Error mentioning `fs` / `crypto` / "server only"	Seeding ran in the browser / a client component.	Move it to a server module (add `import "server-only"`).
`--faker` fails	`@faker-js/faker` (v9.1+) isn't installed.	`pnpm add -D @faker-js/faker`.
An enum column got lorem text instead of enum values	The enum isn't in the schema (so it falls back to type).	Define the enum: TS DSL `enums`, or `CREATE TYPE … AS ENUM` in SQL.
A foreign-key column is unexpectedly `null`	The parent table generated 0 rows, or it's a required FK cycle.	Give the parent rows; make one side of a cycle nullable.
Inserts fail with a policy/RLS error	You changed the kernel role away from the default `service_role`.	Seed before switching roles, or `kernel.setRole({ role: "service_role" })` first.
`seed.sql` is missing `created_at` / other defaulted cols	Intentional — defaulted/generated columns are left for the DB.	Nothing to fix; the database fills them.

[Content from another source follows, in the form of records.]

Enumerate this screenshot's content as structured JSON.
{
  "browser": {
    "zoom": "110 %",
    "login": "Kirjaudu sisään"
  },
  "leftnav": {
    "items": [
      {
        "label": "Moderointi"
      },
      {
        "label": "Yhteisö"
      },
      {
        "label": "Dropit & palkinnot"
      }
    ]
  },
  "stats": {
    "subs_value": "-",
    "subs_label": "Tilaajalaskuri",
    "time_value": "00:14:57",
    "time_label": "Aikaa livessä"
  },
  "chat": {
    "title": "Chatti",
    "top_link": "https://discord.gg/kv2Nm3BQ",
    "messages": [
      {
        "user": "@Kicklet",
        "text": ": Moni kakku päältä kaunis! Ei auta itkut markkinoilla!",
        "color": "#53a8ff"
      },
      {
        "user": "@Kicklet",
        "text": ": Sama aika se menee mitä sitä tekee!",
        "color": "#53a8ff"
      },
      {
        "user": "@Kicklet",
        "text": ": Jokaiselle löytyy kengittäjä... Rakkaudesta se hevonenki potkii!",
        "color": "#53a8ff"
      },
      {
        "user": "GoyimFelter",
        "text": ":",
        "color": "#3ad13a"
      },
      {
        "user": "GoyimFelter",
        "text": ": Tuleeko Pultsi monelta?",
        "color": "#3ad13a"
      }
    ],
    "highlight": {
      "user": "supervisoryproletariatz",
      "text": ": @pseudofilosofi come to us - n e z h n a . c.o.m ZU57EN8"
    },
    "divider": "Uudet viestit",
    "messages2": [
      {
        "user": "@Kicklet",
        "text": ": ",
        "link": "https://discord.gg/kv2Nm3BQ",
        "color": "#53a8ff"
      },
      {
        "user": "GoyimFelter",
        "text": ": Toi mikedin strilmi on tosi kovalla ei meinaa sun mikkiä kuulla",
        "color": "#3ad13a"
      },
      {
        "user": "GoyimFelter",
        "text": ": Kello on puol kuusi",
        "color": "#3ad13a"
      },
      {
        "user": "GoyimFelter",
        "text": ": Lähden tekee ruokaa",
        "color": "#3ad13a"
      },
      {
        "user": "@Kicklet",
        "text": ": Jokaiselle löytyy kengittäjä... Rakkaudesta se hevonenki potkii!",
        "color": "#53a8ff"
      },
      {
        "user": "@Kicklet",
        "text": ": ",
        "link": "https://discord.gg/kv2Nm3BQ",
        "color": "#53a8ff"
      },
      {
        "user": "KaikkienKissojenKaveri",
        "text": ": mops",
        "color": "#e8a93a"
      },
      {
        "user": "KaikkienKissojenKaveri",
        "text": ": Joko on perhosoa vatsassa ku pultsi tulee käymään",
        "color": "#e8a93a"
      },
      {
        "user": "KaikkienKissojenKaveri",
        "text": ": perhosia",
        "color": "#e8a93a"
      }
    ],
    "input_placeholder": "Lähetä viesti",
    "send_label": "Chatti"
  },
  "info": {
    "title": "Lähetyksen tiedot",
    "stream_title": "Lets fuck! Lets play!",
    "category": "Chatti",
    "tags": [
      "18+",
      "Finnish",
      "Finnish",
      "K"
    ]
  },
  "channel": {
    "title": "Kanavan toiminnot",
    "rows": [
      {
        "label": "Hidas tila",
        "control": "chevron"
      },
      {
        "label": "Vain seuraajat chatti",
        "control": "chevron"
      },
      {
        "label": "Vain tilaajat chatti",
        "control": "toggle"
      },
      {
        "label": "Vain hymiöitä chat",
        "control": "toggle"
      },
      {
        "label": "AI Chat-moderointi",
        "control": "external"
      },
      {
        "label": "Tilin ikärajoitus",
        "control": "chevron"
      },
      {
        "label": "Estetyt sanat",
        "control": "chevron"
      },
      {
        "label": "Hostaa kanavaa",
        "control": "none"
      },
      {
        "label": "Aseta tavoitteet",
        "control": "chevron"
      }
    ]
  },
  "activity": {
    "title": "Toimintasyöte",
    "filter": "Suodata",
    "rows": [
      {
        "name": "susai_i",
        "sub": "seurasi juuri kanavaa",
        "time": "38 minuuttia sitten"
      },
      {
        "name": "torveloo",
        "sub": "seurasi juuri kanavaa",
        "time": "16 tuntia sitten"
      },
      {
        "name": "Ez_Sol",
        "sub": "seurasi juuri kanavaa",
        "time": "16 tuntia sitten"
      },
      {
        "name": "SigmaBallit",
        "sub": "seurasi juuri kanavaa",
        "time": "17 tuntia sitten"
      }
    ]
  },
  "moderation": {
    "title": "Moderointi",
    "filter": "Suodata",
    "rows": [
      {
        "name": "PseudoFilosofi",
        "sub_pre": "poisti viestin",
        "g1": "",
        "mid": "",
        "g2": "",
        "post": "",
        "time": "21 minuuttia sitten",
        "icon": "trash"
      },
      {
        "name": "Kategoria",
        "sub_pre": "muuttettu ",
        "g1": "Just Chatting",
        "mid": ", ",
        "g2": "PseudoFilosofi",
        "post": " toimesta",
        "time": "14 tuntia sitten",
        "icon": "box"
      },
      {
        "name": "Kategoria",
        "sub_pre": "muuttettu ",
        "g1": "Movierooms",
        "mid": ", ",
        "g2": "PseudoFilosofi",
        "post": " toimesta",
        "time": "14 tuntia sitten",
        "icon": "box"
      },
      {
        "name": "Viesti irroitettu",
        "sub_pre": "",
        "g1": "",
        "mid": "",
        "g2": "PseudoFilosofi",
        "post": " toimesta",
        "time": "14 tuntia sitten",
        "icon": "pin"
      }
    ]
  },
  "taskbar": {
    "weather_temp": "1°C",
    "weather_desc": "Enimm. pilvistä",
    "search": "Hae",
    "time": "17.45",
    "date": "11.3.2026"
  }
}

Override the column to force a value.
Two people get different data from the same schema	Different `seed` (or different `rowsPerTable`/schema).	Pin `seed` in your `fakebase` config so everyone matches.

FAQ

Do I have to install Faker? No. The built-in provider is the default and needs no extra dependency. Faker is opt-in for richer data.

Is it safe to call seedClient on every request/boot? Yes — it skips tables that already have rows. Call it once at module scope in your server-only lib/fakebase.ts.

Will it overwrite my real data? It only ever inserts, and skips non-empty tables unless you pass force: true. It is a dev/prototype tool — never point it at production.

Can I generate realistic relationships (e.g. 3–7 posts per user)? Not yet — v1 assigns foreign keys uniformly at random. Each child row references a random existing parent.

How do I get the same data as a teammate? Use the same seed (set seedGen.seed in config). Same schema + same seed ⇒ identical rows.

Constraints & limitations

Unique columns are kept distinct (bounded collision-retry).
Nullable columns can be set to null via nullRate.
Foreign keys always reference a real parent row; a nullable FK with no available parent becomes null.
Reference cycles are tolerated — the cyclic edge is filled with null on first insert, so a required FK cycle cannot be fully satisfied (make one side nullable).
Enum columns require the enum to be present in the schema. When your schema comes from SQL migrations, CREATE TYPE … AS ENUM is parsed automatically.

The export path

Generated data flows straight to a real Supabase project: fakebase seed gen writes supabase/seed.sql, which Supabase loads on supabase db reset / db push. See the migration guide for the full local-to-production path.